Clinton showed the way, that Democrats who seek to represent Middle Class Americans are the ones who get a chance to help lesser Americans.
We didn’t invent the DLC merely for the hell of it. You have to plow that middle ground to win.
I therefore agree with Green Democrat’s assessment about the chance for new alliances. Assuming a Kerry victory, the Republican party implodes. While success has a thousand fathers, failure is a bastard, and everyone will be looking for THAT baby’s daddy.
Meanwhile, the Repubs who are annoyed at the rightwing freakazoids will clamor to Arnold, McCain, and Rudy to retake the party for 08.
Need to drill down in the New Hampshire poll. Undecided voters are breaking for Bush by a ratio of 5 to 1. Is the undecided vote breaking to Bush in any other state?
Kerry’s strength in libertarian-leaning New Hampshire suggests (not surprisingly) that more fiscally conservative and culturally laissez faire Republicans may be trending Dem. This shouldn’t be surprising to anyone who has been paying attention, of course. This is not your father’s Republican Party anymore. The GOP of limited government, individual liberty, and personal resposnibility is finished, replaced by a big government, fiscally irresponsible Christian conservatism at home and a belligerent and messianic interventionism abroad.

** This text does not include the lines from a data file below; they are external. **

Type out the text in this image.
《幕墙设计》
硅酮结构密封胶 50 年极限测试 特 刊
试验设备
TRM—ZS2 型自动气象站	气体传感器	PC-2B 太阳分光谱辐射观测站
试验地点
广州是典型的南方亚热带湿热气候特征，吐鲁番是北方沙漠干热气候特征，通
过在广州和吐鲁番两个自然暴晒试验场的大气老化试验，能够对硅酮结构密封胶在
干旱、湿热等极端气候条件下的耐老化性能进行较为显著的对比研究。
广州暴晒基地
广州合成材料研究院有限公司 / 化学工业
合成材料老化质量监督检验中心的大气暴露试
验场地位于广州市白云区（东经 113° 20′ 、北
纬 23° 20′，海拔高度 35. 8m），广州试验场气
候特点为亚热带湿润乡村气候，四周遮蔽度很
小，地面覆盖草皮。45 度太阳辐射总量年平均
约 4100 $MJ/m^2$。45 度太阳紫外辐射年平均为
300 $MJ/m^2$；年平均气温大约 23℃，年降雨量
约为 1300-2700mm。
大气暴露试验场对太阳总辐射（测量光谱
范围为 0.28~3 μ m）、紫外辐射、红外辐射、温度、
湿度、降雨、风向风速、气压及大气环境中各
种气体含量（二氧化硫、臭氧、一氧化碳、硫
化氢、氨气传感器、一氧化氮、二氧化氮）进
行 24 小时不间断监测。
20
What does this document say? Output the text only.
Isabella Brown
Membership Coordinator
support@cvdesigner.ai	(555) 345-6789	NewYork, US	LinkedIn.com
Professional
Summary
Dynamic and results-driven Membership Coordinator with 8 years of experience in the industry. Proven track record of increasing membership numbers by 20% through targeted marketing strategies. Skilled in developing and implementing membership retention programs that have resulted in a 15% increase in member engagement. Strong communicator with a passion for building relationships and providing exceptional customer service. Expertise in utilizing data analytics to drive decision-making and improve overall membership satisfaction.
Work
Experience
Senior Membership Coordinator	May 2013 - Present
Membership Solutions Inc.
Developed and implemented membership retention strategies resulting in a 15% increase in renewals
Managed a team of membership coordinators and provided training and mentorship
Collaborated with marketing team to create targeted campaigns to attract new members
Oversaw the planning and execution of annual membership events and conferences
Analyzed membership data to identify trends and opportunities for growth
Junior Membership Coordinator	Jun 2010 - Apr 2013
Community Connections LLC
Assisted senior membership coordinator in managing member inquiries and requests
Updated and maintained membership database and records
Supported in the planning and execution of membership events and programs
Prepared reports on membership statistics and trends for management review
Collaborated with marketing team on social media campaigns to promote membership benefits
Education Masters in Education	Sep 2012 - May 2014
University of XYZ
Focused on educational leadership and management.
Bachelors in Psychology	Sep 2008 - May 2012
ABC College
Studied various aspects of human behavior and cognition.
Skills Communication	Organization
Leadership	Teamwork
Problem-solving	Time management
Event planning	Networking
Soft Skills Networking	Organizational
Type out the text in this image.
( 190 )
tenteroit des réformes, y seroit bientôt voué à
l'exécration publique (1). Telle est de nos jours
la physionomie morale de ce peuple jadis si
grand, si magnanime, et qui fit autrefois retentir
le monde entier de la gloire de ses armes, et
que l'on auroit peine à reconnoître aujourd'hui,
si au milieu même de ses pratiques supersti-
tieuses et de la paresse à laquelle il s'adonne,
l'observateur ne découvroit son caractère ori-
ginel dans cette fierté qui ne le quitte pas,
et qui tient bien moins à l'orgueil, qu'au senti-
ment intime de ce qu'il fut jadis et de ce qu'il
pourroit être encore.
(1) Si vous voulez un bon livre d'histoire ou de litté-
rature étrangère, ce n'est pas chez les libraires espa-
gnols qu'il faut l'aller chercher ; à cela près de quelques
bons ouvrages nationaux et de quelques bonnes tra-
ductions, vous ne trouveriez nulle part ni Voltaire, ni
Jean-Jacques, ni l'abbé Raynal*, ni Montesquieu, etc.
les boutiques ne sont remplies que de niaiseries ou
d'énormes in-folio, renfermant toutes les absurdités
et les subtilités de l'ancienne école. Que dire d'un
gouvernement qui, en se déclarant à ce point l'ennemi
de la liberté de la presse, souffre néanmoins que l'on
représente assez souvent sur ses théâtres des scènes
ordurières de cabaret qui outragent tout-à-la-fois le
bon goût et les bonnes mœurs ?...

I suspect that collaboration between Democrats and moderate libertarians could prove enduring, but I worry that the so-called war on terror combined with the GOP’s new love of populism could put white working class voters solidly in their column for a generation, and draw in enough Hispanics with such an agenda to make it a lock. Although, with Kerry doing so well among independents (and apparently now new voters) that might just be paranoia…
Is this the same SurveyUSA that has a 22 point lead for Bush in Tennessee? I’m not sure I trust that outfit. I think Rasmussen’s Florida Bush trend makes more sense–steadily dropping from a high of a little over fifty and flatlining at 47 or so. (Or about where he was six weeks ago.)